The reference was made in the context of proceedings relating to the opening of insolvency proceedings, in Poland, further to an application made by Bank Handlowy w Warszawie SA and PPHU ‘ADAX’/Ryszard Adamiak, in respect of Christianapol sp. z o.o., a company governed by Polish law in respect of which rescue proceedings (procédure de sauvegarde) had previously been opened in France.

The main proceedings opened in France had a protective purpose. Article 3(3) of the Insolvency Regulation provides that any secondary proceedings opened subsequently must be winding-up proceedings. This raised two problems.
 
Do protective proceedings preclude winding-up secondary proceedings?
 
The first was whether it would be logical to allow the opening of secondary liquidation proceedings when insolvency officials are trying to rescue the business in the country of the main proceedings. Should it follow that, in such a case, the opening of main proceedings precludes the opening of secondary proceedings?
 
The ECJ rules that neither Article 27, nor Article 3(3) makes any distinction according to the purpose of the main proceedings, and that therefore secondary proceedings may always be opened. They are to be liquidation proceedings, but the Regulation affords various tools allowing the insolvency official appointed in the main proceedings to influence the evolution of the secondary proceedings.
 
The European lawmaker is currently considering reforming the Insolvency Regulation and allowing secondary proceedings, whenever opened, to be protective in character.
 
What if the main proceedings are pre-insolvency proceedings? 
 
The second issue was that the French proceedings were not technically speaking insolvency proceedings. They were pre-insolvency proceedings. La procédure de sauvegarde is available if the business meets financial difficulties, but the debtor needs not be insolvent. 
 
A preliminary issue was whether such proceedings fell within the scope of the Regulation. France has put them on the Annex. The Court underlines it, but insists that the merits of the inclusion in the Annex were not the subject matter of any question referred to the Court. As a consequence, it is to be considered that Sauvegarde was an insolvency proceedings in the meaning of the Regulation.  
 
The problem, however, was that the French court had not, by definition, ruled on whether the business was insolvent. Could the Polish court rule on the issue, then? The ECJ decides that it may not. 
 
Holding:

1.      Article 4(2)(j) of Council Regulation (EC) No 1346/2000 of 29 May 2000 on insolvency proceedings, as amended by Council Regulation (EC) No 788/2008 of 24 July 2008, must be interpreted as meaning that it is for the national law of the Member State in which insolvency proceedings have been opened to determine at which moment the closure of those proceedings occurs.
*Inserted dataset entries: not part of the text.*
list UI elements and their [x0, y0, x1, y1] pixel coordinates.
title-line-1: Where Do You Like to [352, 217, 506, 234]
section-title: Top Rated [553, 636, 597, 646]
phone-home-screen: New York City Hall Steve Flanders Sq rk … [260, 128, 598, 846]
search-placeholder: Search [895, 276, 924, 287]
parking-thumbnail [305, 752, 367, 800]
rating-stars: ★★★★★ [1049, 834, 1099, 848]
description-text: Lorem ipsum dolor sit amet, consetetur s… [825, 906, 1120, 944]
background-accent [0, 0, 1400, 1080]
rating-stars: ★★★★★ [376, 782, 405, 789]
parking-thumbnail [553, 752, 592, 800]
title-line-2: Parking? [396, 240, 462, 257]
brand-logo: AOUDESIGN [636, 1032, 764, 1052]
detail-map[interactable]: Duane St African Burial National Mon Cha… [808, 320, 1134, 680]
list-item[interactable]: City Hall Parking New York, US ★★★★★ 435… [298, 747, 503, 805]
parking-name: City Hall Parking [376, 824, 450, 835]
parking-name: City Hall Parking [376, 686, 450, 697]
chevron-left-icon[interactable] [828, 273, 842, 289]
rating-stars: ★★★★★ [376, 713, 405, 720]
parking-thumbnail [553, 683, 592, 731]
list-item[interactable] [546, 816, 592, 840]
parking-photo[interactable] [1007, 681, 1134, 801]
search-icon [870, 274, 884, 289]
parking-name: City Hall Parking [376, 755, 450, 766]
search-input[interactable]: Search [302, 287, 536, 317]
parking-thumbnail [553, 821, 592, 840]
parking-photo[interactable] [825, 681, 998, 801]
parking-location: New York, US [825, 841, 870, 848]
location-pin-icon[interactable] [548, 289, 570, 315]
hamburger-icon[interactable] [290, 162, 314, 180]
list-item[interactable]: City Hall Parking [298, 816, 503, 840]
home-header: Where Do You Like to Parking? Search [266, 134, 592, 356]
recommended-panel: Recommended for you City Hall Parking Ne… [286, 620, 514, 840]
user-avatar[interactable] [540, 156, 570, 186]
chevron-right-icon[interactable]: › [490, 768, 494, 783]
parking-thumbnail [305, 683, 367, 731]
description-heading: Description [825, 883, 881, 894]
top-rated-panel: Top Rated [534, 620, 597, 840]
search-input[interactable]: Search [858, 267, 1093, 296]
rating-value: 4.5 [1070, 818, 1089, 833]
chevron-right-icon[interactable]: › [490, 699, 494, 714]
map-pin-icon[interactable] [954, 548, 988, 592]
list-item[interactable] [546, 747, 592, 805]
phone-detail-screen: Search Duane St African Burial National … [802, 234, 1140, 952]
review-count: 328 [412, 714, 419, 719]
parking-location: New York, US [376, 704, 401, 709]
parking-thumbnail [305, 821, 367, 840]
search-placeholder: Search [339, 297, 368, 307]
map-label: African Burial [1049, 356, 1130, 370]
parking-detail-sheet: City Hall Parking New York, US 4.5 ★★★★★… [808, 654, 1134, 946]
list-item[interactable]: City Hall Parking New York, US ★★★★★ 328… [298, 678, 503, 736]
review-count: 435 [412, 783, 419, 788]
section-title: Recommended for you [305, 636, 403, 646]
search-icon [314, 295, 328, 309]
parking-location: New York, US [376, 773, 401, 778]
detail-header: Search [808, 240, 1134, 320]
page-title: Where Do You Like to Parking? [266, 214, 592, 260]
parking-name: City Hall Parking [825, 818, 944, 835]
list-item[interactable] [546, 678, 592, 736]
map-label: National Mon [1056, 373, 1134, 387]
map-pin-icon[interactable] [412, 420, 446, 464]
2.      Article 27 of Regulation No 1346/2000, as amended by Regulation No 788/2008, must be interpreted as meaning that it permits the opening of secondary insolvency proceedings in the Member State in which the debtor has an establishment, where the main proceedings have a protective purpose. It is for the court having jurisdiction to open secondary proceedings to have regard to the objectives of the main proceedings and to take account of the scheme of the Regulation, in keeping with the principle of sincere cooperation.

3.      Article 27 of Regulation No 1346/2000, as amended by Regulation No 788/2008, must be interpreted as meaning that the court before which an application to have secondary insolvency proceedings opened has been made cannot examine the insolvency of a debtor against which main proceedings have been opened in another Member State, even where the latter proceedings have a protective purpose.